BULGARIA - The Bulgarian council of ministers has decided to stop contributions to professional pension funds from next year and eventually withdraw all accrued assets from the funds.

The bill will now go before parliament. 

The government, citing the need to address the state deficit, said it wanted to put the BGN465m (€237m) currently accrued in the nine mandatory professional pension funds, covering workers in hard labour jobs like miners or pilots, into a separate fund without managed individual accounts.  

But Miroslav Marinov, deputy chief executive and CFO at PAC Doverie, one of the largest pension fund management companies in Bulgaria, said the move was "nonsense". 

"I do not understand why the government is not turning to the financial market to sell government debt instead, only having a debt-to-GDP ratio of 14% at the moment," he said. 

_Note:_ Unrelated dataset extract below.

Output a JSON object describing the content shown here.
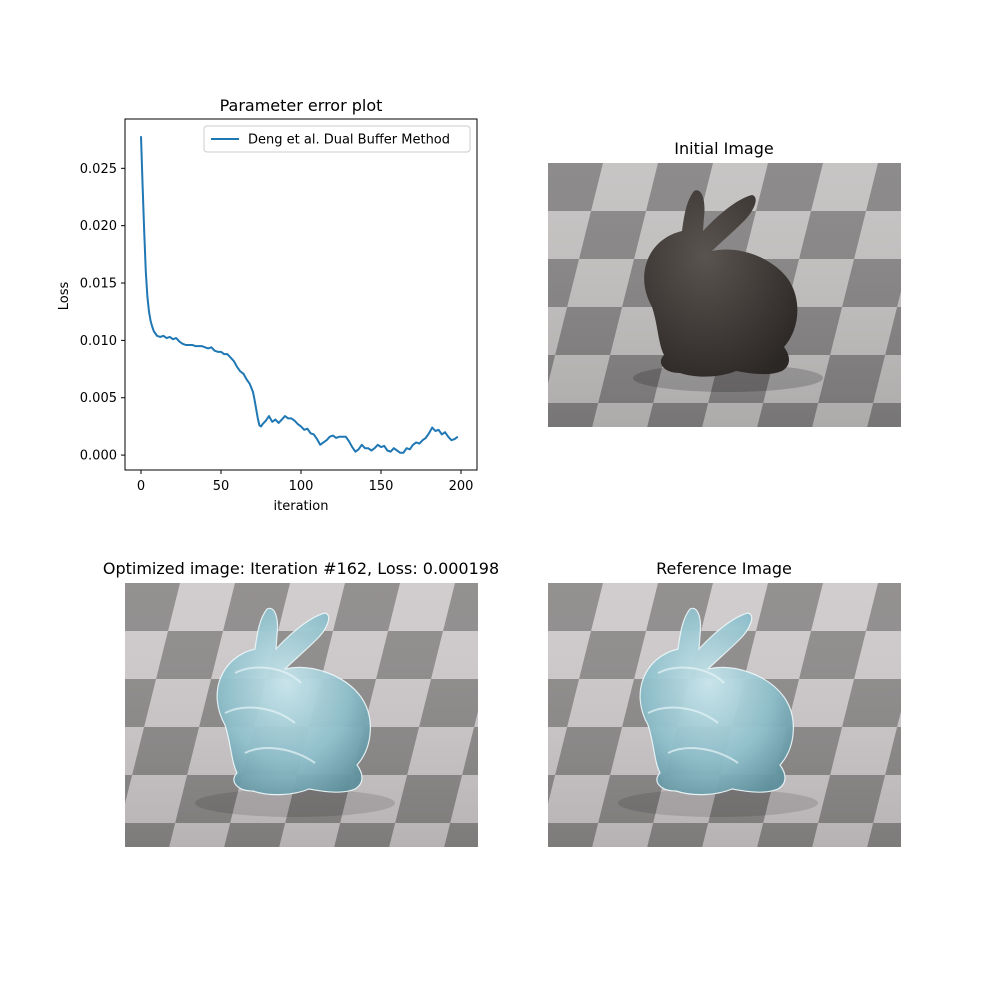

A VAT hike was also rejected as possible other solution to decreasing the deficit, which, at around 4% of GDP, is far lower than in many western European states.

Marinov voiced concerns that, if parliament approves the change to the pension system, the mandatory general pension funds - with BGN2.5bn in assets for all Bulgarians born after 1959 - will be next.

"And if pension funds are ordered to sell their holdings before transferring money to the new fund," he added, "this will be a catastrophe for the Bulgarian financial market, as pension funds are among the largest investors, and the market is not very liquid."

He said the parliament's next move remained unclear, as some members of even the parties in the coalition government opposed the plan.

The government has received an open letter from the association of asset managers to abandon the plan.

Among the pension fund management companies, the largest players are international groups like Doverie (part of the Vienna Insurance Group), Allianz, ING and Hungarian OTP - all of which also run other businesses in Bulgaria and might be alienated by the step.

The one group supporting the step seems to be the trade unions, but their reasoning remains vague.

Marinov said: "Nationalising pension money and going back to a PAYG system will increase the pension gap in the future, as young Bulgarians are still going to work outside the country and, therefore, fewer new contributors are entering the PAYG system."

The debate in Bulgaria comes after similar steps were announced in Hungary.